I stopped asking Jean to my house to play, not just because we had no television but because my mother mimicked her accent scornfully as soon as she had gone.
My mother despised the voices of the suburb where we lived but never used the Devonish accent of her own childhood. She taught herself to speak like the ladies on the radio, with cut glass precision and long vowels. My brother learnt to speak like the upper class boys at Dulwich College. I didn’t learn to speak at all – I muttered.
I didn’t do it on purpose. Everything about me seemed to atrophy instead of developing as I grew. My mouth didn’t work properly. I couldn’t sing – didn’t know how others made their voices go up and down at will. I couldn’t dance, run, jump, catch a ball. When the call went out Places! I was the child who didn’t know where to go. I was frozen in the headlamps of my own life, paralysed by the glare of the ordinary world. I was a wretch. Wretched is a good word.
Words were my friends. In stories – the Secret Garden was my favourite – I read of wretched children empowered, I read of naughty children like Just William forgiven, I read of quiet heroes like Biggles. I read, that’s what I did. Once I heard my mother boast She’s read The Forsythe Saga already, and she’s only 9.
I learned much from my avid reading. I knew now where I could find love. Not the comforting love of a mother or the proud love of a father, an unchildish passion which sounded perverse and exciting.
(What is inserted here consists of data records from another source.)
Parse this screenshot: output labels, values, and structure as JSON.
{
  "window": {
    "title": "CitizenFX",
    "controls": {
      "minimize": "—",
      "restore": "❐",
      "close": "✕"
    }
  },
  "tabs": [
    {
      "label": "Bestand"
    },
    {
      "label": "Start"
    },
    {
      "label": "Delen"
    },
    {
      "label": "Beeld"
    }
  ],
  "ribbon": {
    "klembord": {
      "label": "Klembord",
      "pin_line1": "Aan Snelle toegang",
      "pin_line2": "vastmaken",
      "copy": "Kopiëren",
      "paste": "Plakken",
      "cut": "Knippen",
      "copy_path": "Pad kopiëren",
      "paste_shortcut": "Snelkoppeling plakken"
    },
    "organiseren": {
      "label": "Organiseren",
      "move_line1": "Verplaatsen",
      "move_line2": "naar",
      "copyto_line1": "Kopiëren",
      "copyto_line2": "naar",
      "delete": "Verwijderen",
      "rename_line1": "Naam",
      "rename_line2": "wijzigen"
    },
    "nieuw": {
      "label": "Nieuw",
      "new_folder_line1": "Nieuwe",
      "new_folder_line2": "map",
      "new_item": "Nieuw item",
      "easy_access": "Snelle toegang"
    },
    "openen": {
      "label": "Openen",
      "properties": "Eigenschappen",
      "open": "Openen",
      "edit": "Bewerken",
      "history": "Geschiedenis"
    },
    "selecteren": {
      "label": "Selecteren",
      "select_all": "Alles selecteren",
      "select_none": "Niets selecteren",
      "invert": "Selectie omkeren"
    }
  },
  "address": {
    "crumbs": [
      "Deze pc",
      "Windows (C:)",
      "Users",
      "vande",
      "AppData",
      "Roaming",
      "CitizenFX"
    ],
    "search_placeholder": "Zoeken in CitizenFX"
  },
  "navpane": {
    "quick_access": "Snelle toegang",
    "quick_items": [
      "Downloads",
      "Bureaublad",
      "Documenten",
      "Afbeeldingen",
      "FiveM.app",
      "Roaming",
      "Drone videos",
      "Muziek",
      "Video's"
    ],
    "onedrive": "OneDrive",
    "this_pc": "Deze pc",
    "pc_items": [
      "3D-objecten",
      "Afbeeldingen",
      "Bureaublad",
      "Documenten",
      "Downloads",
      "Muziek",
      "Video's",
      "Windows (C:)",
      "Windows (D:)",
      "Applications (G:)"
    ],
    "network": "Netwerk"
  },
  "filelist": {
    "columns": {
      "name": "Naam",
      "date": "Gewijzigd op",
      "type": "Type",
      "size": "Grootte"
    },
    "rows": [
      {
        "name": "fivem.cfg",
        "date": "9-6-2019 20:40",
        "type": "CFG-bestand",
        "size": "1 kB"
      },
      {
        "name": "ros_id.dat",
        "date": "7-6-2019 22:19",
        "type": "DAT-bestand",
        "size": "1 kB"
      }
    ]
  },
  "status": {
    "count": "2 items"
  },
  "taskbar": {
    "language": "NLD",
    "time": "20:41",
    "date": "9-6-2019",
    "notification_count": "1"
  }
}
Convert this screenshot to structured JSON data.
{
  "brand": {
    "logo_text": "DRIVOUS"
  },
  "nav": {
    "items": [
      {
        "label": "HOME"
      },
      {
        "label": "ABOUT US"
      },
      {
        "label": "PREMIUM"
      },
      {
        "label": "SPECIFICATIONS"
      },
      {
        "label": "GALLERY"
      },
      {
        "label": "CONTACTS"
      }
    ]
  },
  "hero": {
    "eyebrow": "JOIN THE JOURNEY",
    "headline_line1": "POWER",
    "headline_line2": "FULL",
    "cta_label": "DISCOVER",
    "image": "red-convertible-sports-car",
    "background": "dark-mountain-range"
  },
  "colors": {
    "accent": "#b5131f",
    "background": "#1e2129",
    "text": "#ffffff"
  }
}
So I did that. Racing to parties illicitly on the back of a black motorcycle, dancing all night; making love in other people's bedsits, in back alleys, and once on the desk of my student lover's tutor, sending a possibly-priceless Venetian glass paperweight crashing to the floor where it smashed in a thousand shivers. Such moments, like when I pinched my plump arms till the skin punctured, made me feel alive.
Just before I left to go to university, and the house gave a sigh of relief at shaking me from its pallid skirting boards, my mother gave a sherry party for her friends. She said I could come, as long as I didn’t wear my dreadful denims – a pity you’re not trim like me, or you could have borrowed one of my frocks, she said. But I had a dress of my own, an emerald green dress, simple and straight. I put my hair up in what I imagined was a French pleat, wiped the black kohl from my eyes, and came downstairs
to join the ladies for an hour.
Next day my mother told me I thought you would like to know that in the general opinion of my friends, the Ugly Ducking has turned into a Swan.
My mother gave me these words as if a precious gift.
I wish I had said, Mother, I was always a cygnet - couldn’t you see that? We could have been swans together.
And we would have hugged, and eighteen years would melt away, and the siren could sound, and the war would be over.